La Lucha por los Minerales Estratégicos en la Transición Energética
En la reciente Asamblea General de las Naciones Unidas en Nueva York, la explotación de minerales estratégicos ha tomado un papel protagónico. La Asociación para la Seguridad de los Minerales ha anunciado la creación de una nueva red de financiación destinada a atraer inversiones privadas en grandes proyectos de extracción y, sobre todo, a desafiar el monopolio chino en este sector.
Estos minerales, que son cruciales para el desarrollo de energías renovables y para las industrias de alta tecnología, también son esenciales en la fabricación de equipos militares avanzados. Con China dominando aproximadamente dos tercios de la capacidad global de transformación y refinado de estos minerales, la nueva asociación busca diversificar las fuentes de suministro y fomentar la inversión en la minería.
Proyectos Estratégicos
Actualmente, se están considerando alrededor de treinta proyectos mineros, con promesas de inversión en varios de ellos. Un ejemplo destacado es la mina de níquel de Kabanga en Tanzania, un yacimiento considerado uno de los más ricos yacimientos de níquel sin explotar del mundo. Esta mina, impulsada por inversores estadounidenses y el gigante minero australiano BHP, ha recibido una inyección de 100 millones de dólares y se prevé que comience a abastecer el mercado estadounidense en 2026.
Riesgos para la Transición Energética
El Secretario de Estado estadounidense para el Crecimiento Económico advirtió que “la transición energética está en peligro” y enfatizó la necesidad de una inyección masiva de capital en estos nuevos mercados.
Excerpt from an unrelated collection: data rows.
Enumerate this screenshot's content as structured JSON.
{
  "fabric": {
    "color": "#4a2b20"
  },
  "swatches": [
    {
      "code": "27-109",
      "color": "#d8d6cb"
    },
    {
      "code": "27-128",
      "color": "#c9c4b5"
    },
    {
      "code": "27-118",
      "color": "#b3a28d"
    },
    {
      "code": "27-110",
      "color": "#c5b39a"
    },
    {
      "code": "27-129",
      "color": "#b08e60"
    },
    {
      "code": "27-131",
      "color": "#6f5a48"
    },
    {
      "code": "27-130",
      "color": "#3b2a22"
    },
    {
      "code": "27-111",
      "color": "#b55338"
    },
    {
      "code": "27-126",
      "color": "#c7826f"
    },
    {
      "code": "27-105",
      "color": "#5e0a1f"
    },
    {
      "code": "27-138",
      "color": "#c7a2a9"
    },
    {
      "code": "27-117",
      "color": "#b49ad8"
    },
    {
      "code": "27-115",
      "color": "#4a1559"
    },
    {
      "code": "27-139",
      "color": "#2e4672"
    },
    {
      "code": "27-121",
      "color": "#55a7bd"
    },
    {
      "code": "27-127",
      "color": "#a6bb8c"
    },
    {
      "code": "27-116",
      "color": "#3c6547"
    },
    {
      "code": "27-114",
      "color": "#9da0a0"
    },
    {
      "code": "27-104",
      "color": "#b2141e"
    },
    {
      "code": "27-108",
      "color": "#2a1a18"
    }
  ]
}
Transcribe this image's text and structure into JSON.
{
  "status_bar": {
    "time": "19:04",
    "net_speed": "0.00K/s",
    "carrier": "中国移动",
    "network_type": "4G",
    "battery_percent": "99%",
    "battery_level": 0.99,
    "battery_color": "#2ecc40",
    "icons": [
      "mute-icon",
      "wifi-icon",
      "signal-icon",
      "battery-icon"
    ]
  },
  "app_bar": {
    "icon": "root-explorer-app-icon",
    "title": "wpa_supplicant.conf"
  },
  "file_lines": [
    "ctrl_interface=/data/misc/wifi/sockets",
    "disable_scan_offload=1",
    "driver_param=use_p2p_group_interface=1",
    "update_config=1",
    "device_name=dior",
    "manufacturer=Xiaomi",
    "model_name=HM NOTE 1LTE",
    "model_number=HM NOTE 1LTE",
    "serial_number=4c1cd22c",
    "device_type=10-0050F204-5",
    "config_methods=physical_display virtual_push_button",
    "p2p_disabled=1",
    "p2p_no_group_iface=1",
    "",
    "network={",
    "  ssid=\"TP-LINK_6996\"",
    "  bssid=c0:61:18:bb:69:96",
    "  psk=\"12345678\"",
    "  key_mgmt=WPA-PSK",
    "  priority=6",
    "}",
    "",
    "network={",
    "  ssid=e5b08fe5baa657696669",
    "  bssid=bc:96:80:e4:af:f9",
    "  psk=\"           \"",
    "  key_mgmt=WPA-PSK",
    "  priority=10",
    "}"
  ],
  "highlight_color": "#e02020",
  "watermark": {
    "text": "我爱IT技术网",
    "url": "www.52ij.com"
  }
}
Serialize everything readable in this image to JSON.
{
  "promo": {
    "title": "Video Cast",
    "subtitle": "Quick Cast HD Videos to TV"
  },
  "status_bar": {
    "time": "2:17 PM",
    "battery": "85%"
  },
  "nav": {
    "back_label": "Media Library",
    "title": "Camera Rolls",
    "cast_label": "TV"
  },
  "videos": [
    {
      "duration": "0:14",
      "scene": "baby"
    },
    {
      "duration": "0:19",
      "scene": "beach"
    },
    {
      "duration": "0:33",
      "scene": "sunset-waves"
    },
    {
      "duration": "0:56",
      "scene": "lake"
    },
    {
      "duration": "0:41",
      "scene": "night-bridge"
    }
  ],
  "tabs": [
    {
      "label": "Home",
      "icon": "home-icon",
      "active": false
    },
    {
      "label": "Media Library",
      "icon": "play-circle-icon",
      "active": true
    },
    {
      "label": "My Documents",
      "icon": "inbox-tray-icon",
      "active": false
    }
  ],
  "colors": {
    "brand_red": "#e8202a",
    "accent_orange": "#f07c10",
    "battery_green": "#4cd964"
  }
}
Las proyecciones indican que la producción global de minerales como el cobalto, grafito y litio podría multiplicarse por seis para 2050, y que la demanda de litio y níquel para baterías de vehículos eléctricos podría aumentar más de cuarenta veces en los próximos 20 años.
Indonesia en el Centro del Debate
Indonesia se ha convertido en un símbolo de la feroz competencia entre potencias globales por asegurar el suministro de estos minerales. Como mayor productor mundial de níquel, además de poseer significativas reservas de cobre y bauxita, el país ha atraído grandes inversiones chinas, aunque estas a menudo han sido criticadas por su impacto ambiental. Esta dependencia ha llevado a Indonesia a buscar aliados alternativos en la búsqueda de financiamiento.
En julio, Estados Unidos propuso la inclusión de Indonesia en la Asociación para la Seguridad de los Minerales, un movimiento que podría atraer inversores más respetuosos con el medio ambiente y facilitar un acuerdo de libre comercio que permita que las baterías producidas con minerales indonesios se beneficien de subvenciones en EE.UU. bajo la Ley de Reducción de la Inflación (IRA), promulgada en 2022.
Para que la producción de níquel en Indonesia califique para estas ayudas, el país debe reducir al 25% la participación de capital chino en sus fundiciones. Aunque las autoridades indonesias han afirmado que no impondrán límites, existen negociaciones específicas en curso que buscan equilibrar el dominio chino en la industria.
De esta manera, la batalla por los minerales estratégicos se intensifica a medida que los países occidentales buscan asegurar sus cadenas de suministro y avanzar en la transición energética. Con iniciativas como la Asociación para la Seguridad de los Minerales, el futuro de la explotación de estos recursos podría estar en juego, así como la capacidad de los países en desarrollo de participar en esta nueva economía verde.